Let's study the function $I(p)$. Obviously:

$$I \left( \frac{1}{p} \right)= p I(p)$$

Thus we are only interested in the case $p \geq 1$.

Let's sum over $m$. This gives us:

$$I(p)=\frac{\pi^2}{6}\frac{\gamma}{p}+\frac{1}{p} \sum_{n=1}^\infty \frac{\psi(pn+1)}{n^2} \tag{1}$$

There's a lot of various identities for polygamma which could be useful here.

1) Consider the following identity:

$$\psi(pn+1)=\log (pn+1)-\sum_{k=1}^\infty \frac{|G_k| (k-1)!}{(pn+1)_k}$$

Where $G_k$ are so called Gregory coefficients. $G_k= \int_0^1 \binom{x}{k} dx$ and $|G_k| \asymp \frac{1}{k \log^2 k}$ if $k \to \infty$.

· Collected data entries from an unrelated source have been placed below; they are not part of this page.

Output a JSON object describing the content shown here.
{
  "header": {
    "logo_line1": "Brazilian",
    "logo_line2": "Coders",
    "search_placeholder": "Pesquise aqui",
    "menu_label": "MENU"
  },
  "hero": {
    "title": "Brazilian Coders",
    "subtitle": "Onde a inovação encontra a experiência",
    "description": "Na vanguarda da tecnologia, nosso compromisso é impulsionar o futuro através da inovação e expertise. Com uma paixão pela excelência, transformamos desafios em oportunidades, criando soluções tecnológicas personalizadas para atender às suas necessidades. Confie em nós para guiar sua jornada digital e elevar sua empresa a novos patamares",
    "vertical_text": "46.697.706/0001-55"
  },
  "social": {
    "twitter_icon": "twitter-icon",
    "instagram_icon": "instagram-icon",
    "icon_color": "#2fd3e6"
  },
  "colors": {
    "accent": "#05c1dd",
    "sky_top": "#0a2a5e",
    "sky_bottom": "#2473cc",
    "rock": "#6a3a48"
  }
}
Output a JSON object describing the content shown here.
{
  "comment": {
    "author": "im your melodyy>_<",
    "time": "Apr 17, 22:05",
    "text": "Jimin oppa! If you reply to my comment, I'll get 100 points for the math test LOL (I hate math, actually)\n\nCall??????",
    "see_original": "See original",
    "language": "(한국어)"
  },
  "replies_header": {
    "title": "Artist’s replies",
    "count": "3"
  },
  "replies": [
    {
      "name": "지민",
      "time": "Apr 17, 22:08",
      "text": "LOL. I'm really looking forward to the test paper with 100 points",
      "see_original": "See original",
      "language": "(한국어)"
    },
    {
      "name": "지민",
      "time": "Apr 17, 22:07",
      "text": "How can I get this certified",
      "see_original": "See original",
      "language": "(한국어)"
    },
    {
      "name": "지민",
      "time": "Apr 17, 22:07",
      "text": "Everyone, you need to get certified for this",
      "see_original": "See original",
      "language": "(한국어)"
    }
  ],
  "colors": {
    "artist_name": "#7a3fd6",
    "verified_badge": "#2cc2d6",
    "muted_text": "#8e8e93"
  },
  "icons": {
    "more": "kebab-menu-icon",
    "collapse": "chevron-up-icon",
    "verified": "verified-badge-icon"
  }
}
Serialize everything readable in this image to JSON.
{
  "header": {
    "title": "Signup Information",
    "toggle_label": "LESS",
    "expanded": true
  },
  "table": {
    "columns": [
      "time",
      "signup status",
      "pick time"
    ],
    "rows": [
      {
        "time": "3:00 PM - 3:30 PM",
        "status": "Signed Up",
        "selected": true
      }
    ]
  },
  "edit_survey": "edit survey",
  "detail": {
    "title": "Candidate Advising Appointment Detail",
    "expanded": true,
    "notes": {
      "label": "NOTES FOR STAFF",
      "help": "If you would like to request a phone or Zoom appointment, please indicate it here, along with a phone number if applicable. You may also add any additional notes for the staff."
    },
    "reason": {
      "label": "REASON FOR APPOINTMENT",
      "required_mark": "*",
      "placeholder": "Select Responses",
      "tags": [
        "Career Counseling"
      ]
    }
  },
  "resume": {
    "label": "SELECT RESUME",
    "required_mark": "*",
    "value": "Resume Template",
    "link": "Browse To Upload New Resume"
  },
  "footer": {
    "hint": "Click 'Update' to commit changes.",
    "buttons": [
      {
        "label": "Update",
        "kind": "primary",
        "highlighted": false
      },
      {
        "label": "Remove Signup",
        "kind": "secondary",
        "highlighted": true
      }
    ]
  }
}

$$I(p)=\frac{\pi^2}{6}\frac{\gamma+\log p}{p}+\frac{1}{p} \sum_{n=1}^\infty \frac{\log(n+1/p)}{n^2}-\frac{1}{p} \sum_{k=1}^\infty \frac{|G_k| k!}{k} \sum_{n=0}^\infty \frac{1}{(n+1)^2 (pn+p+1)_k} $$

The second series doesn't have a closed form as far as I know but it's elementary at least.

Third double series should be small in value and you might notice I changed the order of summation.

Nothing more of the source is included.